A Life Well Lived
By: Jerold E. Rothkoff
Last month, our long-term client, Bob, passed away. At the beginning of our representation, we emphasize to the client or family that our goal is building a relationship with the client. We do not typically assist a client in an individual transaction. Our goal is to help the family navigate the issues involved with long-term care and follow the client & their family along the elder care continuum (home care, adult medical day care, independent living, assisted living, and/or nursing home care) as the care needs increase.
We worked with Bob and his family longer than we have worked with any other client during my 15 years as an elder law attorney. Bob first contacted our office about 13 years ago regarding his mom. We assisted him with care issues related to his mom, and eventually qualified her for nursing home Medicaid coverage. About 6 years after his mom died, Bob contacted our office once again in regard to his wife’s Alzheimer’s diagnosis. We worked with Bob and his wife, Eileen, with financial and estate planning, and eventual nursing home placement for Eileen. Bob’s wife passed away about 3 years ago. Approximately two years ago, Bob’s son contacted us regarding his dad’s deteriorating mental condition. Unfortunately, Bob had developed dementia and was in need of assistance. We once again assisted the family with financial and long-term care placement issues, designing an asset protection plan and eventual assistance with assisted living placement.
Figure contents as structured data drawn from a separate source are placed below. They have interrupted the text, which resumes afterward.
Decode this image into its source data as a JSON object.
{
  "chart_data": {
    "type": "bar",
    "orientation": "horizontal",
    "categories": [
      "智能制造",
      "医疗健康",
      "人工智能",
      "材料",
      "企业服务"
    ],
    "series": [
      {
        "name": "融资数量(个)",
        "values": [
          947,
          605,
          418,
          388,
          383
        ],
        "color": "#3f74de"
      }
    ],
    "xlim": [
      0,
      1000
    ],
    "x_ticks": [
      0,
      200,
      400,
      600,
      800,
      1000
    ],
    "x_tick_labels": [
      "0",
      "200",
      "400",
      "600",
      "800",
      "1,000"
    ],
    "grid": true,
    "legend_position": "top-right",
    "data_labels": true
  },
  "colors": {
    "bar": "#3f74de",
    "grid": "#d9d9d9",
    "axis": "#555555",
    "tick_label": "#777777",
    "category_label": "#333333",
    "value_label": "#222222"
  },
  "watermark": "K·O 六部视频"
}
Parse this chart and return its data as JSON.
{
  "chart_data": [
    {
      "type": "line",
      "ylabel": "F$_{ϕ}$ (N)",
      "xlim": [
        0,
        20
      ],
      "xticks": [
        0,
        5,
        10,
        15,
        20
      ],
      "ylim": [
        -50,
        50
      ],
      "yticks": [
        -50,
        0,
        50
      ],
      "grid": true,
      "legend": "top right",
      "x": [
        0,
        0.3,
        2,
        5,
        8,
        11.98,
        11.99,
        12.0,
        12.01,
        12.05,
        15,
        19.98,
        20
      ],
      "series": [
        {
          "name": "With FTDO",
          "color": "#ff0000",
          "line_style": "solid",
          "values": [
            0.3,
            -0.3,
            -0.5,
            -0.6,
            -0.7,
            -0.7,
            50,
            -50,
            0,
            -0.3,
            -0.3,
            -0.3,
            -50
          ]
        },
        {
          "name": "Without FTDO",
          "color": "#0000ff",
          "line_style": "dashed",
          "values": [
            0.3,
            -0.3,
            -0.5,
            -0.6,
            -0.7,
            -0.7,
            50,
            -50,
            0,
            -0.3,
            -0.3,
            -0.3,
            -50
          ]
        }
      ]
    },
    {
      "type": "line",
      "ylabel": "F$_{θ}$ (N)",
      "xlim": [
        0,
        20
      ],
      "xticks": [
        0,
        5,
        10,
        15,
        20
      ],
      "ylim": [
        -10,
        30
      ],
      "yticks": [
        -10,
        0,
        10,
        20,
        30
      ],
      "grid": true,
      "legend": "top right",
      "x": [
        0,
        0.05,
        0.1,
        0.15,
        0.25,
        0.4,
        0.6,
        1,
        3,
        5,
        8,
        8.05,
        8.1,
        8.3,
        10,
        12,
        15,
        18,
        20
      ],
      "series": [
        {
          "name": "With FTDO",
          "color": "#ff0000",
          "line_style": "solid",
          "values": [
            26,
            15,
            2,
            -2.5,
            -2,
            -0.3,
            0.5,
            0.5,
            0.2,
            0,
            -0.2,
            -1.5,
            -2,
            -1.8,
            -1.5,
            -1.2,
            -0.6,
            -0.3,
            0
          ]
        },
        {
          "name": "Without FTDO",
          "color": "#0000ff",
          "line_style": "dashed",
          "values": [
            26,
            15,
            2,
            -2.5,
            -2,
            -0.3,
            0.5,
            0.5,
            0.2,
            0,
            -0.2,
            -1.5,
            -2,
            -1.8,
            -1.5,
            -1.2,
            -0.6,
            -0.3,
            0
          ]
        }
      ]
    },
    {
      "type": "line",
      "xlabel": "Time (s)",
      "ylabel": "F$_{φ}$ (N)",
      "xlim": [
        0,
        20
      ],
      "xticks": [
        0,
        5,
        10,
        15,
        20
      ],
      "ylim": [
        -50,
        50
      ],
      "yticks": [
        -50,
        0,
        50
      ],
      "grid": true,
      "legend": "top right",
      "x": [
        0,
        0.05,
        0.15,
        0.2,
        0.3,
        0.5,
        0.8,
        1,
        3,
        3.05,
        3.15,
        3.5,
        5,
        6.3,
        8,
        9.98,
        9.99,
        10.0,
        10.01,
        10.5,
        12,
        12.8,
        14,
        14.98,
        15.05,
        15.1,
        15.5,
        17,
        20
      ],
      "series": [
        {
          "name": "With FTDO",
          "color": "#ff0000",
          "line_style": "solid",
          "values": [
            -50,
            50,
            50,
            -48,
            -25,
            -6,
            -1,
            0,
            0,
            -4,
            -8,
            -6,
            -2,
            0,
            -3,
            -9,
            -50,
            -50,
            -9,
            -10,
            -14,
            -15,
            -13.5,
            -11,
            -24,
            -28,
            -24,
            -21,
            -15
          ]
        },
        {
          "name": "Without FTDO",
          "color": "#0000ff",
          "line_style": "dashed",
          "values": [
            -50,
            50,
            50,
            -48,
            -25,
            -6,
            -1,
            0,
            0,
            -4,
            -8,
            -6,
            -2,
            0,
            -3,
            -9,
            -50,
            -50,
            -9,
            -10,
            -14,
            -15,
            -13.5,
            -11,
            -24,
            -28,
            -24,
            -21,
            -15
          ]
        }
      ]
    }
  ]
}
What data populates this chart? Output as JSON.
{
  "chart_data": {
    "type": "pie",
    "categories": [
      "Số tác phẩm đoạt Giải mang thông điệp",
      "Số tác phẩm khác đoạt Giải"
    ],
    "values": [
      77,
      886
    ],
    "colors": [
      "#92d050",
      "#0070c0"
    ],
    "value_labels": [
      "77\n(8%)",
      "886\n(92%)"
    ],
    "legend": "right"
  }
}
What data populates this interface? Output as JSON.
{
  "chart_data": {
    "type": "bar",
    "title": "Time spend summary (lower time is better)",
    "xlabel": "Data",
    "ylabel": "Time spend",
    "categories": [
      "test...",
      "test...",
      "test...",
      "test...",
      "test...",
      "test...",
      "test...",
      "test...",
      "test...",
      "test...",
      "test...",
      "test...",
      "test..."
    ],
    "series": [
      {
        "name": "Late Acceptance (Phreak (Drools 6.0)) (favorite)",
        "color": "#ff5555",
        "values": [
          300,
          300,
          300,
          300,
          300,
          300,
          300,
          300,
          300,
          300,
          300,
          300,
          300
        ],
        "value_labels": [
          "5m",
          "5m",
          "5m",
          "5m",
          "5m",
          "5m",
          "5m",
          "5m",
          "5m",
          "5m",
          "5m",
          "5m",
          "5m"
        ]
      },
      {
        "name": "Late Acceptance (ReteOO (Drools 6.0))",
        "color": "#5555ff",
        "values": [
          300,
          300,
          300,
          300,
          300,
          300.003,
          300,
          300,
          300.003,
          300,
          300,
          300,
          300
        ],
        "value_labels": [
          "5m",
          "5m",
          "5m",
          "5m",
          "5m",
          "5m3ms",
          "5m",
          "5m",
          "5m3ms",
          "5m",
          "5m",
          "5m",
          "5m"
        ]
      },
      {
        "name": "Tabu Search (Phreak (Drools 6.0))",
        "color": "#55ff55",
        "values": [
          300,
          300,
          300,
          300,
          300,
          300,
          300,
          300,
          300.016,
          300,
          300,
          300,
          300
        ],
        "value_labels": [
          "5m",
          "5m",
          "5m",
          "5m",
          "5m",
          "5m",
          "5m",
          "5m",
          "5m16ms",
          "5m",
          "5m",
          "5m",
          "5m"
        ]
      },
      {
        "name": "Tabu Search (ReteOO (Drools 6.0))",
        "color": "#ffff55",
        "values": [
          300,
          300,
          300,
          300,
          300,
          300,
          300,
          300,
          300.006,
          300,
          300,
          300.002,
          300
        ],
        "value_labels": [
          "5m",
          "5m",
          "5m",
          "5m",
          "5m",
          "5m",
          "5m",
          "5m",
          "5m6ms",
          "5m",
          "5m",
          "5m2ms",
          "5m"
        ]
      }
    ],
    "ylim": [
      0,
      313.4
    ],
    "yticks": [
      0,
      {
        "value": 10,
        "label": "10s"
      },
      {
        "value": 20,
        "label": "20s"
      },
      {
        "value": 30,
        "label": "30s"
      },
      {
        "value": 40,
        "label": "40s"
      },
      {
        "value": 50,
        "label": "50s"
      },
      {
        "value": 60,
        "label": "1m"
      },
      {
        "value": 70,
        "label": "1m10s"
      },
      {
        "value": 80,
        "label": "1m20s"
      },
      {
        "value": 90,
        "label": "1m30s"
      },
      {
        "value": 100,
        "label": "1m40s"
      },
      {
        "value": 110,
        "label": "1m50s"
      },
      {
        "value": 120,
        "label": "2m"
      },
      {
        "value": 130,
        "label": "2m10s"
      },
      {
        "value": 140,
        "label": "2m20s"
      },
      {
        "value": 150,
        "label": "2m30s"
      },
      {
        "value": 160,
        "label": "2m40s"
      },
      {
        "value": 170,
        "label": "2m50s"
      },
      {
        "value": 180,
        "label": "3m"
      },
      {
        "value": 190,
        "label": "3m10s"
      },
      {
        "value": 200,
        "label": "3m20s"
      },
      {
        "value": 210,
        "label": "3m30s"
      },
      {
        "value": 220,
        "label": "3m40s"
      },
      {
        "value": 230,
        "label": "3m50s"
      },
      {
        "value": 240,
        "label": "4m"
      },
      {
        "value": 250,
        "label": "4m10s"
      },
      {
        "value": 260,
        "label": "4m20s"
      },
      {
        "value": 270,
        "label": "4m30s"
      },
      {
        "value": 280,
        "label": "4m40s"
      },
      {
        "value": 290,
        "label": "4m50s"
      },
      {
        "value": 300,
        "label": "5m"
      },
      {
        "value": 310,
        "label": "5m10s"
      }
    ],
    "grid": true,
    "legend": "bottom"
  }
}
I read that famed singer and songwriter Leonard Cohen recently celebrated his 80th birthday. He celebrated by smoking a cigarette. Although I am not recommending taking up smoking at any age, Leonard Cohen had an interesting idea. Jason Karlawish, MD, a professor of medicine at the University of Pennsylvania, in his New York Times editorial published September 20, 2014, asked an interesting question – When should we set aside a life lived for the future and, instead embrace the pleasures of the present?
Our country is becoming more and more obsessed with preventing diseases. Our office’s geriatric care coordinators spend hours documenting the multiple medications our clients are taking. Our clients and or caregivers sometimes complain that their days are spent going from one doctor to the next. Prevention of disease is important, but at what cost? As Dr. Karlawish writes, a national investment in communities and services that improve the quality of our aging lives may be necessary. Most people desire not simply to pursue life, but also happiness.
Medicine is important, but it is not the only means to achieve happiness.
Bob was a very proud and learned man who enjoyed life. Although he certainly had his difficult days caring for his mom and his wife, and eventually himself, he never lost his boyhood enthusiasm for life. He always had a positive outlook on life regardless of the circumstances.
Bob was a fatherly figure to me. He witnessed first hand the growth of our elder law firm and he always had words of wisdom regarding my elder law practice or life in general. Thank you to Bob and his family for allowing us to assist them on the journey for the past 13 years. We have much to learn from both Bob as well as Leonard Cohen.